For most undergoing major surgery, the operation takes place whilst the patient is fast asleep. The surgery is carried out whilst you are in a state of controlled unconsciousness, ensuring you are unaware of the surgery and therefore unable to feel pain. In most cases, the administration of general anaesthetic runs smoothly. But what happens when it goes wrong?
Incidents of waking up during surgery, a rare condition known as ‘anaesthesia awareness’ occurs in about 300 people per year in the United Kingdom. General anaesthesia constitutes a cocktail of intravenous drugs including pain relief, sedation to send the patient to sleep, and muscle paralytic to stop them from moving. When the dosage of sedation is too low, the patient can wake up. However, paralysis will prevent the patient from being able to communicate this.
Experiences of anaesthesia awareness differ greatly, with varying degrees of severity. Not all episodes during anaesthesia are distressing or painful. In fact, over half of them are short-lived, with patients able to recall voices or surroundings but no feeling of pain. Such experiences may not be associated with negative recollections or cause long-term psychological problems.
Other experiences have proven more traumatic. Some patients were able to feel excruciating pain during their procedure. June Carson, who was undergoing surgery on her stomach, was given an insufficient dosage of sedation and pain relief. She remembers the agony and sheer terror she felt from the incisions made in her abdomen, before incurring a heart attack fifteen minutes into the operation from shock. Fortunately, doctors were able to revive her with a shot of adrenaline. Although June is unable to describe the extent of her pain, she compares the ordeal to being tortured.
According to Jaideep Pandit, consultant anaesthetist at Oxford University, surgery can become problematic when paralytics are administrated, as the patient is unable to move to alert the doctors that they are waking up. Instead, doctors must rely on subtle and often unreliable methods of monitoring consciousness. An increase in blood pressure or heart rate may provide the doctors with evidence of this; however drugs given before or during the surgery may block the body’s stress response.
Brain monitors to track electrical activity in the brain have been suggested as a solution to this problem. Doctors can use these monitors to ensure brain activity is below a certain level during an operation. However, according to Pandit, such methods are still inaccurate and therefore have not been widely implemented.
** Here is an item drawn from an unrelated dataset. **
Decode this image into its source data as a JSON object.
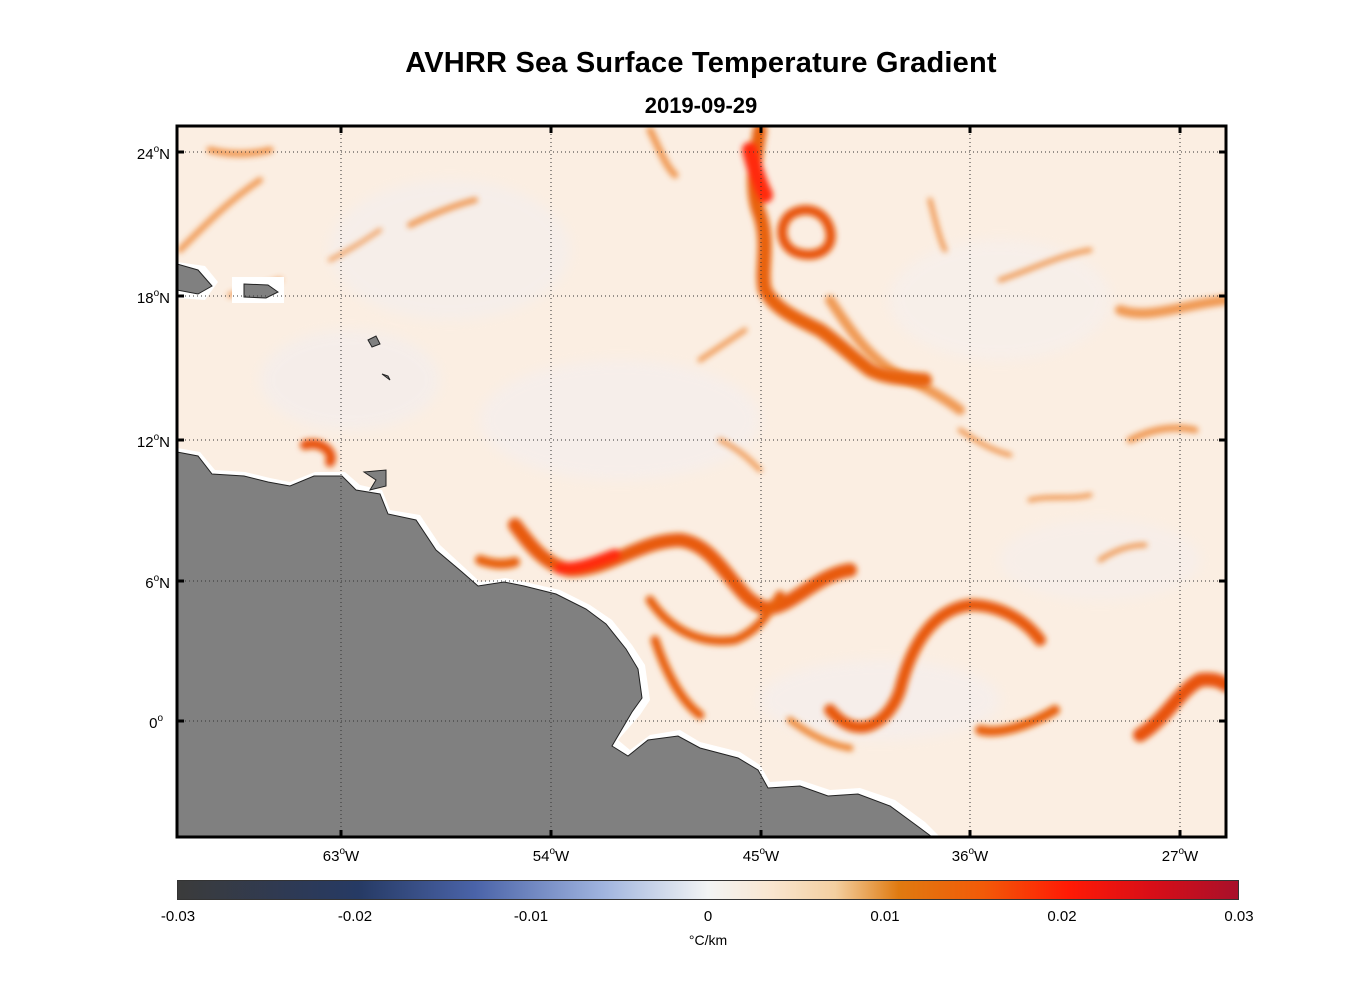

Anaesthesia awareness may cause devastating psychological affects. The requirement of prolonged psychological or psychiatric care is required by 40% of patients following such an ordeal. It is the feeling of paralysis, rather than the pain itself, that has proven to be the most psychologically scarring aspect for many patients.
This sense of helplessness during the procedure, as well as acute fear and panic, has led to the development of PTSD in a large number of cases. The symptoms of PTSD may include re-experience of the trauma, nightmares and panic attacks. Anaesthesia awareness advocate Carol Weihrer, whose sedation failed her during an operation to remove her right eye, explains that people’s lives have been ruined from such an ordeal, and has even been identified as a cause of suicide. Weihrer herself suffers vivid flashbacks that transport her back to the operating table, and has not been able to sleep in a bed for nearly seven years for fear of lying down.
The Joint Commission issued an alert in 2004, labelling anaesthesia awareness as an ‘under-recognised and undertreated’ problem in health care organisations. Such experiences may be dismissed by doctors as dreams or hallucinations, particularly if directly after the operation the patient appears outwardly fit and well. Research shows that early counselling after an episode of awareness is vital to lessen feelings of stress, confusion or trauma, and victims of anaesthesia awareness should not be afraid to speak out about their experiences.